3 Responses to “When People Ask Writers the Wrong Question”

  1. melanie_unabridged November 12, 2012 at 1:28 am #

    I like the way Tamora Pierce handles sex in her Tortall books, it happens, it’s normal, it’s acceptable, and most importantly it’s 100% safe (yay for fantasy perfection). I took a cue from her and used those same ideas in my WIP. The sex I use is to show a difference in the relationships of my main characters but also because teenagers have sex so having couples in my WIP that don’t would be unrealistic.

    • Caitie Quinn November 12, 2012 at 10:49 am #

      Those are two great examples. In Tortall the teens are adults. It’s a different scope of understanding around sex. Teens today definitely are having sex, so ignoring that factor is short/narrow-sighted.
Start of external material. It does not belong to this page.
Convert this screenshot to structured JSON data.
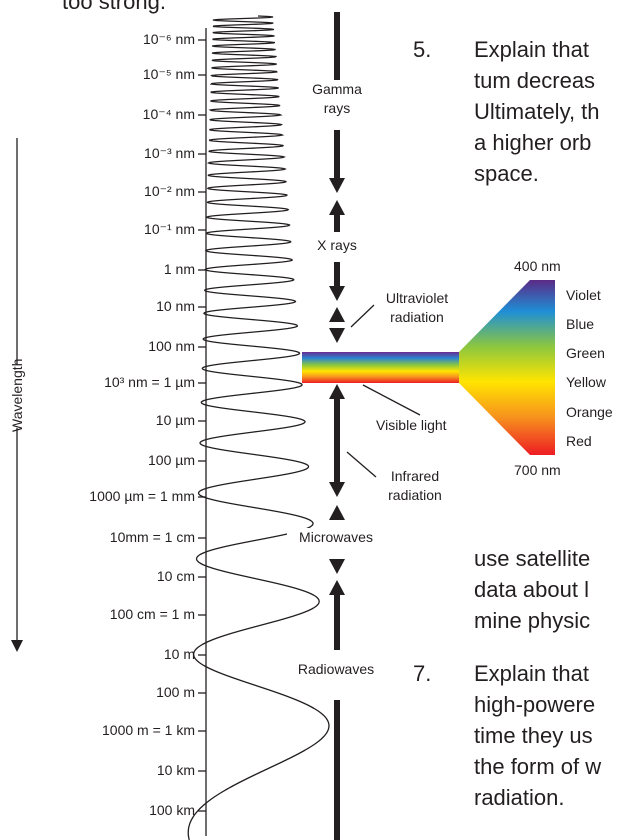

      My one thing seems to be that some YA books make it look like ALL teens are having sex. Being really active in teen’s lives I know this just isn’t true. I also know from talking to several girsl (and even some boys) that the books and media make them feel like they SHOULD be having sex. That they’re literally the only ones and that there’s something wrong with them. It’s a hard narrow line to walk to find reality. If you don’t deal with sex it’s not realistic. If everyone is having sex, it’s not realistic. It’s a struggle.

      • melanie_unabridged November 12, 2012 at 6:04 pm #

        Yes, yes, and yes! I agree. I am in graduate school for teaching and spend every day in the classroom. I think teenagers need information and support in their decisions.